78 - her nerede olursanız, ölüm sizi bulur; yüksekçe yerlerde tahkim edilmiş şatolarda bile. Onlara bir iyilik dokunsa, "bu Allah'tandır" derler; onlara bir kötülük dokunsa, "bu sendendir" derler. De ki: "tümü Allah'tandır." fakat ne oluyor ki bu topluluğa, hiçbir sözü anlamağa çalışmıyorlar ?
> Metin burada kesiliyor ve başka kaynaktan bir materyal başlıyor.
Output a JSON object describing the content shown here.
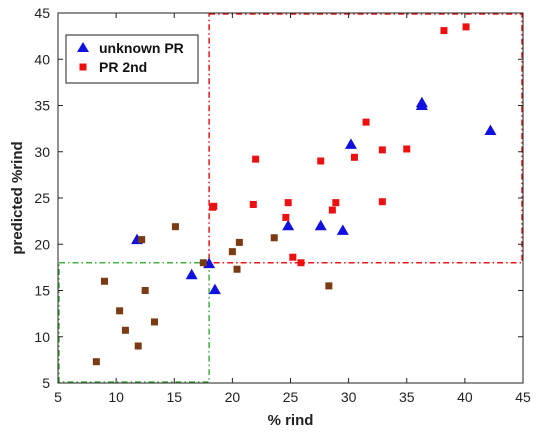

79 - sana iyilikten her ne gelirse Allah'tandır, kötülükten de sana ne gelirse o da kendindendir. Biz seni insanlara bir peygamber olarak gönderdik; şahid olarak Allah yeter.
(Nisa suresi)
Iyilik - kötülük nedir ? Sorusunun kişinin içindeki gerçek cevabı, kıvamını,sosyal duygusal mantıksal zekasını gösteren bir veri gibi düşünebiliriz..
Elmalılı en açık ifadeyle iyilik Allah 'ın ihsanı , kötülük insani yardımsız bırakmasıdır diyor. Bunu anlayabilmek için fikhetmek gerekiyor, فقه de farklı açılımlar yapacak anlamlar beklemiştim, çok açık bir şekilde anlama kavramada incelik zeka bilgide öne geçme idrak etme anlamları var..
Aldığımız eğitimin fikhetmeye yaraması gerekiyor. Ille kendi ilmi hâlini..
Kişi kendi başına gelen hadiseleri , karşılaştığı ya da Zaten içine doğduğu ya da beraber oldugu insanları okumak zorunda.
/ki حدث de ilk yeni meydana gelen olay anlamı da var , söz söyleme ve abdest bozma ihtiyacı var ,ortak ozellikleri insanın içinde işlem görmüş bir verinin çıktısı olmaları, geçen hafta seyyie yi anlamlandırmaya çalışırken insanın vücudunda oluşturduğu süt anlamında olduğu gibi/
Eğer kendi kitabını doğru okuyamazsa sebebi bir başkasına yüklemek çok kolay , psikolojideki bütün savunma mekanizmalarının kaynağı bu.. Insan savunma ve iddia makamında bütün okuma yetisini kaybediyor, kitap saklama telaşına giriyor :(
Sebebi bir insana, olaya en kolayı Allah 'a yükleyerek kurban psikolojisine girmek yapılabilecek en kolay iş.
Iyiligi ihsan değil hak ediş, kötülüğü de yardımsız kalmak, kendi nasibini bağlamak, mesajli bir imtihan olarak degil de haksızlık olarak gördüğümüzde kulluk halinden çok uzaklarda bir yerde kaybolmuş görünüyoruz.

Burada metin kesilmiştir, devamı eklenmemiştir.